SPORT

England hopes to arrest slump

BABIES' DAY OUT: With the Ashes already in Australia's kitty, Matthew Hayden can afford to relax with his son Josh and daughter Grace at the Melbourne Cricket Ground on a Christmas Day training session on Monday.

BABIES' DAY OUT: With the Ashes already in Australia's kitty, Matthew Hayden can afford to relax with his son Josh and daughter Grace at the Melbourne Cricket Ground on a Christmas Day training session on Monday.   | Photo Credit: PHOTO: AP



Ted Corbett

Flintoff says he is not focussed on Christmas but on the TestsIt will be the 100th Test at the MCG

MELBOURNE: England will probably begin the Boxing Day Test at the MCG with the team that should have started the series in Brisbane more than a month ago.

It says a lot about the way this tour has been managed that it has taken so long to come to the conclusion that the England ought to have chosen those that beat Pakistan last summer.

Monty Panesar bowled his slow spin so superbly in those Tests that he forced Duncan Fletcher, the coach, to change his opinion completely. However by the time England arrived in Australia he had gone back to his original thought; that Ashley Giles was the better option. He had also rejected the claims of Sajid Mahmood for the lukewarm potential of James Anderson and gone back to Geraint Jones instead of Chris Read.

You may well ask why. Fletcher, surely in his last days with England, has a doubtful honour against his name. He may well have ruined two wicket-keepers in the course of a month. It will be interesting to see how Read performs; indeed it will be fascinating to see how the whole team pick itself off the floor.

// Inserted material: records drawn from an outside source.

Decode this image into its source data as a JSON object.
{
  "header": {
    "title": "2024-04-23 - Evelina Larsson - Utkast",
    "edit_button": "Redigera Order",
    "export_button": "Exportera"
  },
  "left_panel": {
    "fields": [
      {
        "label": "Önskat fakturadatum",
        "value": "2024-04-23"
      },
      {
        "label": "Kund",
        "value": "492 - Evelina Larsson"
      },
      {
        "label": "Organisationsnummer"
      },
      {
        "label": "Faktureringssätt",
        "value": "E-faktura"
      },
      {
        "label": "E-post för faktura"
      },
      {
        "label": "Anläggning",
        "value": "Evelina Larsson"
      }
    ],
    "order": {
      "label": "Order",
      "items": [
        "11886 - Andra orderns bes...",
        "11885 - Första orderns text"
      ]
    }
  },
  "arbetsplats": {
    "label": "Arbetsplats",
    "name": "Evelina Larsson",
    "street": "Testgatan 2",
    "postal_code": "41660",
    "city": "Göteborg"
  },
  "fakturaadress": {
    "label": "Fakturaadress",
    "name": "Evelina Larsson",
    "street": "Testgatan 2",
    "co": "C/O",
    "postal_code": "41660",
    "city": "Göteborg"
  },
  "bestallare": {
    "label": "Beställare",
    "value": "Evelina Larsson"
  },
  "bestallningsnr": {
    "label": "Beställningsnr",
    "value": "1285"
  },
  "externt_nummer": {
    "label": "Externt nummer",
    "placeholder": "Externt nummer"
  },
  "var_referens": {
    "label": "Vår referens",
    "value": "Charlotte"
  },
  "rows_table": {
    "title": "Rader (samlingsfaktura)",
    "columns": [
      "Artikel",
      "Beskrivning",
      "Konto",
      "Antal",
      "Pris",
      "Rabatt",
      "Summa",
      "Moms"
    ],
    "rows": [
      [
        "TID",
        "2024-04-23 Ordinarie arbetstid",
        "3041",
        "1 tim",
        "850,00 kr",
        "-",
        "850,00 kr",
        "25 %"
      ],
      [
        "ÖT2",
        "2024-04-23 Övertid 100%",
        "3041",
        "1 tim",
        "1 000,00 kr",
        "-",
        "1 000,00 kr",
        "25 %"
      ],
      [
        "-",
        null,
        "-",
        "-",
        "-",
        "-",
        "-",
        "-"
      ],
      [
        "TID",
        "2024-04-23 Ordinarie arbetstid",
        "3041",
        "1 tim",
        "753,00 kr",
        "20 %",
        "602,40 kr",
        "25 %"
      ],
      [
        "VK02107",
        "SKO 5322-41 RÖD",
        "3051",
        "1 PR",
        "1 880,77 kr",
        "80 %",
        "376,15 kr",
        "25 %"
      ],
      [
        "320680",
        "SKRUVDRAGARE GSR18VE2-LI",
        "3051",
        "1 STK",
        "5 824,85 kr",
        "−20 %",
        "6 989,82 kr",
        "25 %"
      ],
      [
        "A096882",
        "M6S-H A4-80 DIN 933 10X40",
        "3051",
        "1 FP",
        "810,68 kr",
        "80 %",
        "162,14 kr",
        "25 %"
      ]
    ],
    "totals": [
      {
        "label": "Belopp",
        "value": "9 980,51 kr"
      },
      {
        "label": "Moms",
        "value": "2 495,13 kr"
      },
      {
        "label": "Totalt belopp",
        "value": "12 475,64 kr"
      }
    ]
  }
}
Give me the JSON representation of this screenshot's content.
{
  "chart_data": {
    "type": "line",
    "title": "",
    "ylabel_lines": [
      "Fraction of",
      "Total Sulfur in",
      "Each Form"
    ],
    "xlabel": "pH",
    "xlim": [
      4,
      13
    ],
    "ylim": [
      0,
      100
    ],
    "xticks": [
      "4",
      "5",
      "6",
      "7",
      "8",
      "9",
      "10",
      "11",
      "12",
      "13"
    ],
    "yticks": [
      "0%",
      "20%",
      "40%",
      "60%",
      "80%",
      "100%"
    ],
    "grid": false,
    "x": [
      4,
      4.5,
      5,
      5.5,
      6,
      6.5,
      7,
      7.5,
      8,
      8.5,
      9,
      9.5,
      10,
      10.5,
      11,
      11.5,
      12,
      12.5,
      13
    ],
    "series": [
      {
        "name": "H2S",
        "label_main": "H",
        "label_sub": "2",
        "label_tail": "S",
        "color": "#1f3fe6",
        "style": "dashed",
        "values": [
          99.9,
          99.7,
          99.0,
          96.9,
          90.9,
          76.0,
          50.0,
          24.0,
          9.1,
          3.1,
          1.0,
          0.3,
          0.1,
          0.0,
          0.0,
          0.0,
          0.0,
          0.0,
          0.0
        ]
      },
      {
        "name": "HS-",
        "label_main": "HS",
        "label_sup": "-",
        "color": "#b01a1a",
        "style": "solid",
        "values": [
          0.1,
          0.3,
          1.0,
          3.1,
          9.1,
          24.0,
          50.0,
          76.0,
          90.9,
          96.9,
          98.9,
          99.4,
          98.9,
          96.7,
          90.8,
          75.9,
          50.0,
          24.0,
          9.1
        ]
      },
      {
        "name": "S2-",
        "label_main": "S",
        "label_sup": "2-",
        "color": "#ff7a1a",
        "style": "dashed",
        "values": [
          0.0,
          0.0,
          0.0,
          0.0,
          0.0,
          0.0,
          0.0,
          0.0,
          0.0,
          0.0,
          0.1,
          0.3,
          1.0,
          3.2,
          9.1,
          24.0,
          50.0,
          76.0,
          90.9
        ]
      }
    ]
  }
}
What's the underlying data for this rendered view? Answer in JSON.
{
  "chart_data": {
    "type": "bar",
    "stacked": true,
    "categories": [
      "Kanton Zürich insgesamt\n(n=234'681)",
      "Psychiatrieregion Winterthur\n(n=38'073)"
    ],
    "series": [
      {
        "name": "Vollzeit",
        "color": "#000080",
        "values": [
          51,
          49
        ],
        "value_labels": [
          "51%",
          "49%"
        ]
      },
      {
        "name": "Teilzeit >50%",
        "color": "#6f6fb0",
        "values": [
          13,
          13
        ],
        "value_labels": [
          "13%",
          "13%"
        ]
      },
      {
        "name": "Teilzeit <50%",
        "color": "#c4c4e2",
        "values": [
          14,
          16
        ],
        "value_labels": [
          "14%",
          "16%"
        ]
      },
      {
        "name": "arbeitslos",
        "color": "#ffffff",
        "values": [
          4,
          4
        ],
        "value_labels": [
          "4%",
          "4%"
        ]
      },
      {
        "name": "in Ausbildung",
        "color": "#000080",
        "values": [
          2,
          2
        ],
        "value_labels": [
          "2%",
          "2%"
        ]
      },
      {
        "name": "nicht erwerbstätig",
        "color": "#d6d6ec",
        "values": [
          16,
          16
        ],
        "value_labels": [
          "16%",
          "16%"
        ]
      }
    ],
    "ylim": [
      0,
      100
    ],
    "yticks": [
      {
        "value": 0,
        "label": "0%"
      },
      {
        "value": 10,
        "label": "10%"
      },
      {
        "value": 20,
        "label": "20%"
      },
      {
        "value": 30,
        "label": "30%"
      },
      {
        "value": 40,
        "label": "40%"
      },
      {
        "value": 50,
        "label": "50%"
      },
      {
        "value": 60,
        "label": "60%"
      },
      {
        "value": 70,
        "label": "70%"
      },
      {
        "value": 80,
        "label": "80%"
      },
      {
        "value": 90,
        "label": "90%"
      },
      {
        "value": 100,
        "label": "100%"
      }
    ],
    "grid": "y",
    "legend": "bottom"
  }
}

In their farewell press conferences, both Shane Warne and Glenn McGrath made it clear that they expected nay, demanded a 5-0 result to this series and if England avoids that wipe-out, it deserves congratulations. Australia, a vastly improved team from the bunch of individuals who let themselves down in England 15 months ago, is beyond question the greater team.

Flintoff disappoints

Andrew Flintoff, a disappointment as a captain on this tour for all his heroics in India, says he is not focussed on Christmas but on the Tests and, since he is one of the most personable men to hold the job in the last 25 years, we will all wish him well. Australia needs no good wishes.

In according to its own reckoning the 100th Test at the MCG, where it all began in 1877, it will have so much inspiration it will be impossible for any side to match it in a country where passion for sport runs high.

Standing ovations for Warne a Melbourne lad and McGrath for all he is from New South Wales will only be the start as 100,000 voices join the paens of praise for everything Australian. I acknowledge the high praise for Warne; there has never been a better spinner whatever the figures say. McGrath is also an outstanding bowler but was not Curtly Ambrose greater?

In the past week, Ambrose has not received a mention in the local papers even though in his greatest moments he would have bowled out Australia and England on the same day and still had the energy to play his air guitar in the dressing room for hours afterwards.

Sad trends

I write as an observer of this game for more than 25 years who has been sickened by what has happened in the last three Tests. Not just England's wretched show which has a whitewash written all over it but in the one-eyed reporting of those miserable defeats.

Australia has had its revenge but that, apparently, is not enough. Buckets of swill have also to be thrown over everyone in the England camp, lies printed about the most innocent men, unrelenting hogwash added as each writer competes to see who can produce the most damning account.

I have no argument against Australia. It deserves its triumph, earned by the sweat of its collective brow, its aggregate talent and its will to win. Sadly, its support group lacks any sort of grace and for that reason alone I hope England can scrape at least one win in the next two Tests.

The teams: England (from): Andrew Flintoff (capt.), Andrew Strauss, Alastair Cook, Ian Bell, Kevin Pietersen, Paul Collingwood, Chris Read, Sajid Mahmood, Matthew Hoggard, Steve Harmison, Monty Panesar, James Anderson.

Australia: Ricky Ponting (capt.), Justin Langer, Matthew Hayden, Michael Hussey, Michael Clarke, Andrew Symonds, Adam Gilchrist, Shane Warne, Brett Lee, Stuart Clark, Glenn McGrath.

Umpires: Rudi Koertzen (South Africa) and Aleem Dar (Pakistan). TV Umpire: Peter Parker. Match Referee: Ranjan Madugalle (Sri Lanka).